Notizie su mercato immobiliare ed economia

Casa, meglio affitto o proprietà? Ecco i dati sui Paesi Ocse

Gtres
Gtres
Autore: floriana liuni

Accesso all’abitare come indicatore di equità sociale e lotta alla povertà. Il report “Society at a Glance 2019” mostra come nei Paesi Ocse sia molto più comune possedere casa che abitare in affitto.

Secondo il report, l’accesso all’abitare di qualità a prezzi abbordabili è un indicatore importante nello stabilire il livello di rischio di povertà e di diseguaglianza sociale in un Paese. Secondo questo parametro, l’Ocse rileva che nei Paesi che fanno parte dell’area essere proprietari di casa è una condizione più diffusa che l’essere affittuari. In particolare, in media, sono il 70% le case di proprietà, contro il 26% date in affitto.

dati ocse
ocse

Casa di proprietà: vince l'Europa dell'Est

In particolare i principali proprietari di casa non sono gli italiani (solo undicesimi), bensì gli slovacchi, seguiti da lituani e ungheresi. In generale l’Europa dell’Est crede molto nella casa di proprietà, con oltre il 70% di case possedute da chi vi abita, anche grazie ad una politica di vendita delle case di Stato avviata dagli anni ’90.

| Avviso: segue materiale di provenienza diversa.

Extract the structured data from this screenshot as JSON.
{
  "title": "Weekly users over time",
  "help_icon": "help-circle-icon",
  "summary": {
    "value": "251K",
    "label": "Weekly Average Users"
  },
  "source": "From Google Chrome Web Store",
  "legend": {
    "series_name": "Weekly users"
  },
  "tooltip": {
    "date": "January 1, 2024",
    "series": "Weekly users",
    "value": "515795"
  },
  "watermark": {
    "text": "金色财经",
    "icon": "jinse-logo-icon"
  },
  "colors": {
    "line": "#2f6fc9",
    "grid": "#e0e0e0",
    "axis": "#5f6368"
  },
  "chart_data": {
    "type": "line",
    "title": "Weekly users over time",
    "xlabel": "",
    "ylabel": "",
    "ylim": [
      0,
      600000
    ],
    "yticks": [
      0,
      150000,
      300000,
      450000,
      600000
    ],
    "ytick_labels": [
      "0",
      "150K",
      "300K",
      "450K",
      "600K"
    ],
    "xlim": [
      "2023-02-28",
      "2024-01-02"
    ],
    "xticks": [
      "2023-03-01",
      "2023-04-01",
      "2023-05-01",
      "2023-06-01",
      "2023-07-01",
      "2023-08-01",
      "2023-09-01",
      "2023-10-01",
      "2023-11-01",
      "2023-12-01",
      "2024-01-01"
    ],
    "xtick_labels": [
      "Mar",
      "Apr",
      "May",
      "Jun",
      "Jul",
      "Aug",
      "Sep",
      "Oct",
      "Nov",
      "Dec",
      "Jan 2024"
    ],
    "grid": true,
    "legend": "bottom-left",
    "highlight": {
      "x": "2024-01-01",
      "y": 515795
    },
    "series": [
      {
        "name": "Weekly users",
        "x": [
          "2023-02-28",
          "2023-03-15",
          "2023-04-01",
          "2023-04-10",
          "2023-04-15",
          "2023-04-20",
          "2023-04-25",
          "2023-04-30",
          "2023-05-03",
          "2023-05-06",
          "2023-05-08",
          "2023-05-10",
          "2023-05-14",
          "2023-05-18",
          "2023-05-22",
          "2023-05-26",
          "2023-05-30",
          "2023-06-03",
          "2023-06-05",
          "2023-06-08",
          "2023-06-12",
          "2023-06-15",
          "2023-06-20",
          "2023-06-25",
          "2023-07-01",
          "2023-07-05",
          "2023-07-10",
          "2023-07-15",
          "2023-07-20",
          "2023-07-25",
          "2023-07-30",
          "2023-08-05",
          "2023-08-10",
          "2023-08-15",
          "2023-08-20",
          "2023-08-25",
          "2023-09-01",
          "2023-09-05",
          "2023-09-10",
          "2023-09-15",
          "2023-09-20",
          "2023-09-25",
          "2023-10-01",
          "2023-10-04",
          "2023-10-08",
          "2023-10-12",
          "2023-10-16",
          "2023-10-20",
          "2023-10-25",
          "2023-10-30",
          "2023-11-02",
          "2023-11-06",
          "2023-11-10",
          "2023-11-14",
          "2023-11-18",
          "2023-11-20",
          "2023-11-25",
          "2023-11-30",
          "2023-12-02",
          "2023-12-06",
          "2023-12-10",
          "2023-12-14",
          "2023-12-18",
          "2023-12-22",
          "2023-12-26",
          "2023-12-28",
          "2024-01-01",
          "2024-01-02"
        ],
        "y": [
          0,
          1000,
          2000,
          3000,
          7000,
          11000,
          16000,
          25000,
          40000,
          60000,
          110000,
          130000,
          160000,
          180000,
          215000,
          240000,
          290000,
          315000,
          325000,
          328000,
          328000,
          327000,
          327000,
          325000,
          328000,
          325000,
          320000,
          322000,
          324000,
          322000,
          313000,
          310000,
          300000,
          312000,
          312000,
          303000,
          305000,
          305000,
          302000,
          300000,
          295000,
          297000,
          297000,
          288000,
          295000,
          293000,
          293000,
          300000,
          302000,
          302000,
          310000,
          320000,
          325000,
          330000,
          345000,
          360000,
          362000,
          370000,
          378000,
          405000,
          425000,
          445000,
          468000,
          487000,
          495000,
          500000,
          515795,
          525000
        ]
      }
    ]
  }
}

Mutui casa: diffusi in Usa e Scandinavia

Quanto all’uso di mutui per acquisto casa, a guidare la classifica dei Paesi in cui il confronto tra proprietari “finiti”di casa e sottoscrittori di un mutuo ipotecario pende a favore di questi ultimi (considerati i dati dal 2016 in poi, quando disponibili) sono Irlanda, Norvegia, Svezia, Canada e Stati Uniti.

Affittare casa in Germania e Svizzera

Veniamo agli affitti: sotto questo aspetto solo poco più di un quarto delle abitazioni sono date in affitto nell’intera area Ocse, con le importanti eccezioni di Svizzera e Germania, dove gli affittuari rappresentano rispettivamente il 60 e il 55% del totale. Il nord Europa in genere si conferma orientato all’affitto: anche in Danimarca, Austria e Olanda le abitazioni in affitto sono oltre il 40% del totale.

Social housing in 27 Paesi Ocse

Il social housing, ovvero l’affitto a prezzi calmierati, è presente nell’area Ocse in 27 Paesi, seppure con grandi differenze tra una situazione e l’altra. In particolare lo troviamo in Olanda, Austria, Danimarca, Francia e Gran Bretagna, dove rappresenta oltre il 15% dello stock di abitazioni totale.

Spese di casa e basso reddito

L’accesso all’abitare è una sfida soprattutto per coloro che si trovano in una fascia di reddito bassa. In 16 Paesi Ocse il 40% dei sottoscrittori di mutui a basso reddito spendono il 40% delle loro entrate per pagare le rate. E lo stesso accade per gli affittuari a basso reddito, per i quali i canoni assorbono gran parte del reddito percepito.

Notare che la situazione più pesante si verifica in due Paesi economicamente quasi agli antipodi: Grecia e Stati Uniti. In entrambi questi Paesi, oltre la metà delle persone a basso reddito affrontano costi legati all’abitare che vanno oltre il 40% delle proprie entrate.